Weekly market update 24 September – Dollar steadied after FOMC statement was released, Euro and Sterling suffered against the greenback
Weekly market update 24th September – Dollar steadied after FOMC statement was released, Euro and Sterling suffered against the greenback
1. The U.S. dollar edged up to 93.5 as investors digested the latest FOMC statement and prospects for slower growth. Reflecting growing optimism for the economic recovery, the Fed is preparing to end its economic stimulus later in November if the economy progresses as expected, while also moving up expectations for a rate hike in 2022, ahead of its previous 2023 prediction. Elsewhere, investors continue to monitor the development of Evergrande’s debt crisis which roiled global markets. Currently, the giant real estate developer remains mum on the $83 million of interest due this coming Thursday for a dollar-denominated bond that’s set to mature in March 2022. On the data front, Initial Jobless Claims rose for a second week, suggesting that the labor market continues to struggle to fully recover from the pandemic hit. Meanwhile, IHS Markit Services PMI for the US fell to 54.4 in September of 2021 from 55.1 in August while new home sales remain well below 977K in August of 2020 as high prices due to rising material costs continue to weigh on buyer’s affordability. Looking ahead, the final estimate of second-quarter GDP should reflect the economic recovery during the April-June period while the ISM manufacturing data should point to a slower although a still strong rise in factory activity.

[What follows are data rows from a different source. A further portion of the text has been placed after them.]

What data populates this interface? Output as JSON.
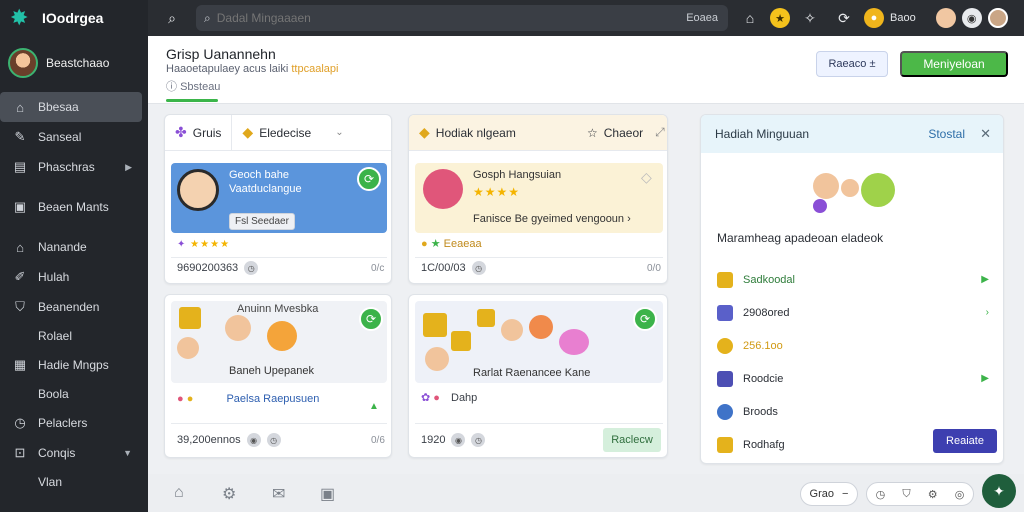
{
  "app": {
    "name": "IOodrgea"
  },
  "profile": {
    "name": "Beastchaao"
  },
  "sidebar": {
    "items": [
      {
        "label": "Bbesaa",
        "icon": "home-icon",
        "active": true
      },
      {
        "label": "Sanseal",
        "icon": "edit-icon"
      },
      {
        "label": "Phaschras",
        "icon": "storefront-icon",
        "caret": true
      },
      {
        "label": "Beaen Mants",
        "icon": "box-icon"
      },
      {
        "label": "Nanande",
        "icon": "house-icon"
      },
      {
        "label": "Hulah",
        "icon": "pen-icon"
      },
      {
        "label": "Beanenden",
        "icon": "shield-icon"
      },
      {
        "label": "Rolael",
        "icon": ""
      },
      {
        "label": "Hadie Mngps",
        "icon": "grid-icon"
      },
      {
        "label": "Boola",
        "icon": ""
      },
      {
        "label": "Pelaclers",
        "icon": "clock-icon"
      },
      {
        "label": "Conqis",
        "icon": "cart-icon",
        "caret": true
      },
      {
        "label": "Vlan",
        "icon": ""
      }
    ]
  },
  "topbar": {
    "search_placeholder": "Dadal Mingaaaen",
    "search_kbd": "Eoaea",
    "user_label": "Baoo"
  },
  "header": {
    "title": "Grisp Uanannehn",
    "subtitle_pre": "Haaoetapulaey acus laiki",
    "subtitle_hl": "ttpcaalapi",
    "meta": "Sbsteau",
    "btn_outline": "Raeaco ±",
    "btn_green": "Meniyeloan"
  },
  "card1": {
    "tab1": "Gruis",
    "tab2": "Eledecise",
    "panel_title": "Geoch bahe",
    "panel_sub": "Vaatduclangue",
    "chip": "Fsl Seedaer",
    "stars": "★★★★",
    "footer_left": "9690200363",
    "footer_right": "0/ᴄ"
  },
  "card2": {
    "tab": "Hodiak nlgeam",
    "tab_action": "Chaeor",
    "panel_title": "Gosph Hangsuian",
    "stars": "★★★★",
    "desc": "Fanisce Be gyeimed vengooun ›",
    "label": "Eeaeaa",
    "footer_left": "1C/00/03",
    "footer_right": "0/0"
  },
  "card3": {
    "panel_title": "Anuinn Mvesbka",
    "caption": "Baneh Upepanek",
    "link": "Paelsa Raepusuen",
    "footer_left": "39,200ennos",
    "footer_right": "0/6"
  },
  "card4": {
    "caption": "Rarlat Raenancee Kane",
    "sub": "Dahp",
    "footer_left": "1920",
    "button": "Raclecw"
  },
  "right_card": {
    "title": "Hadiah Minguuan",
    "action": "Stostal",
    "desc": "Maramheag apadeoan eladeok",
    "items": [
      {
        "label": "Sadkoodal",
        "color": "#e4b21c",
        "accent": true
      },
      {
        "label": "2908ored",
        "color": "#5a60c9"
      },
      {
        "label": "256.1oo",
        "color": "#e4b21c",
        "gold": true
      },
      {
        "label": "Roodcie",
        "color": "#4d4fb4"
      },
      {
        "label": "Broods",
        "color": "#3f73c8"
      },
      {
        "label": "Rodhafg",
        "color": "#e4b21c"
      }
    ],
    "button": "Reaiate"
  },
  "bottombar": {
    "pill_label": "Grao"
  },
  "colors": {
    "accent_green": "#4cb848",
    "sidebar_bg": "#23262b",
    "indigo": "#3d3fb0"
  }
}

2. The Euro suffered this week, falling to below $1.17 against the greenback after the Fed signaled a possible move to raise interest rates sooner than expected. On the data front, the Eurozone showed declines in both services and manufacturing PMI data, but Eurozone consumer confidence unexpectedly rose 1.3 points in September, amid optimism around vaccination and a brighter economic outlook. For the week ahead, investors would be looking at preliminary CPI data from the Euro area to have a gauge on inflation. Traders will also pay attention to the outcome of the German federal election. Elsewhere, Sterling surged in the middle of the week to above $1.37 against the greenback before paring recent gains at the end of the week. This comes after the Bank of England (BOE) left interest rates and asset purchases unchanged, which aligned with general consensus. However, the BOE noted that there is now a stronger case for modest tightening on its monetary policy. Going forward, investors could look to GDP data released next week to get a better idea of how the British economy is faring.

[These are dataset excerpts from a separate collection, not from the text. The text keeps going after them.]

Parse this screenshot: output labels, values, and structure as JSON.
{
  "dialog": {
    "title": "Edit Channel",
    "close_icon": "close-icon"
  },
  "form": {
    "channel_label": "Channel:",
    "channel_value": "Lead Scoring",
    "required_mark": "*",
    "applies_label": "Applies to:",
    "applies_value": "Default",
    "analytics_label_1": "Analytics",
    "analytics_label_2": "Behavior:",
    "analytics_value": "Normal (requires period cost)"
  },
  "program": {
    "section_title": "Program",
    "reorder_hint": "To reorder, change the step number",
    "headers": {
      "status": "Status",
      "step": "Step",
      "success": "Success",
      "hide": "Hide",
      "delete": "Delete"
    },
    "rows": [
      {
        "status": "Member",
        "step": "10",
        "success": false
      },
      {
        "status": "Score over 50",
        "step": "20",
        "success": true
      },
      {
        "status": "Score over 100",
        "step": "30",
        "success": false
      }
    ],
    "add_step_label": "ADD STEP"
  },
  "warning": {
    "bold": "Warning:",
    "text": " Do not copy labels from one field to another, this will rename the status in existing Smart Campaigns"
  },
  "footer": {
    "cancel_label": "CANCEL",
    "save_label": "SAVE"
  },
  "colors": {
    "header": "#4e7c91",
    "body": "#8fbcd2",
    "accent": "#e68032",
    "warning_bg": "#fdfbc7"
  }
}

3. The Aussie extended its decline against the greenback nearing the end of September, as growing concerns over the Australian economy’s recovery continue to weigh on the currency. Also, iron ore, which is Australia’s largest export, saw its price dipped this week as well. The New Zealand dollar also edged lower to $0.70 from last week, the weakest level it has been since the end of August. Going forward, given the improving GDP numbers and declining COVID-19 infection numbers, the Reserve Bank of New Zealand (RBNZ) could look to tighten its monetary policy to rein in inflation. Elsewhere, gold prices held steady at $1,750 per troy ounce before the week ended on Friday, after several major central banks sent hawkish signals to the public. Crude oil saw some slight improvement, rising to about $73.98 per barrel, as a result of falling U.S. inventories and growing demand for fuel.